That was all Shaak Ti knew now: the waves of dread, the feeling of a hole punched through her chest, the knowledge that they were never coming home. Each clone had their own song, each verse and chorus an achievement or milestones reached. 
But every song had to have a last verse. 
Too many bodies came home. Sometimes the only thing that can be salvaged is a piece of armor, anything–just to take home and bury properly. These funerals could only be held at certain times when the storms of Kamino calmed their rage and the waves dulled. What was left of the fallen was decorated with the highest of honor.
The faces of the dead were painted, gifts given for the crossover into whatever waited after this life. The clones had to believe in something. 
Goodbyes were said as the eldest of them carried the bodies down to the depths of Kamino, where the platforms lowest to the sea hung. Everyone gathered, solemn faces, many hidden by helmets. The waves may have settled but the rain didn’t, it pelted down against armor and skin, matting the clones’ dark hair onto their foreheads. 

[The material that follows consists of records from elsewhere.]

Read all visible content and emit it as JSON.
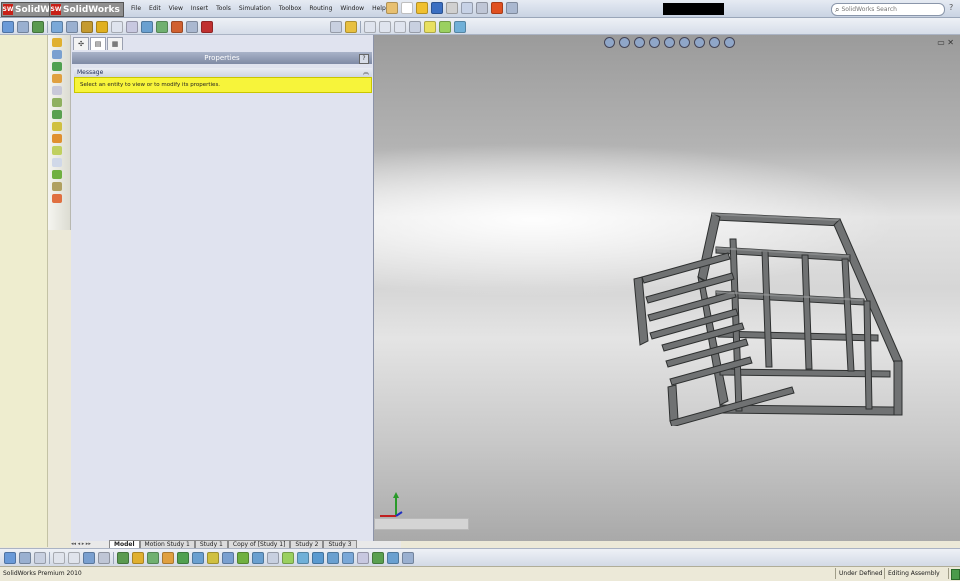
{
  "app": {
    "logo_short": "SolidW",
    "logo_full": "SolidWorks"
  },
  "menu": [
    "File",
    "Edit",
    "View",
    "Insert",
    "Tools",
    "Simulation",
    "Toolbox",
    "Routing",
    "Window",
    "Help"
  ],
  "search": {
    "placeholder": "SolidWorks Search",
    "help_icon": "?"
  },
  "property_manager": {
    "title": "Properties",
    "help_label": "?",
    "message_group_label": "Message",
    "message_text": "Select an entity to view or to modify its properties."
  },
  "tabs": [
    {
      "label": "Model",
      "active": true
    },
    {
      "label": "Motion Study 1",
      "active": false
    },
    {
      "label": "Study 1",
      "active": false
    },
    {
      "label": "Copy of [Study 1]",
      "active": false
    },
    {
      "label": "Study 2",
      "active": false
    },
    {
      "label": "Study 3",
      "active": false
    }
  ],
  "status": {
    "product": "SolidWorks Premium 2010",
    "state": "Under Defined",
    "mode": "Editing Assembly"
  },
  "colors": {
    "accent_blue": "#7f8aa5",
    "message_yellow": "#f7f43a",
    "left_strip": "#eeedcf",
    "steel": "#6e7071"
  }
}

Shaak and Appo stood at the front while Delta Squad led the line of bodies. There were no voices as the bodies were set down, even the smallest of clones had the harshest glares. The rain didn't ease up, streaming down Shaak’s face in replacement of tears. She could not cry. 
Boss made eye contact with her as he set down the last body. But it would never be the last body; they both knew that. There were so many brothers here, so many pieces of them. When is it going to be enough? How many more need to die for this great plan? They both asked each other with their eyes only. 
Even now, Shaak could feel their bodies dropping. She could feel every single one dying, it didn't let up, not even when she was supposed to be burying them. 
Boss joined the small group at the front, while the rest of Delta worked on lifting the first coffin onto their shoulders. He joined the small group of boys, standing beside them, serving as an example. Backs straight, you're honoring your brothers. 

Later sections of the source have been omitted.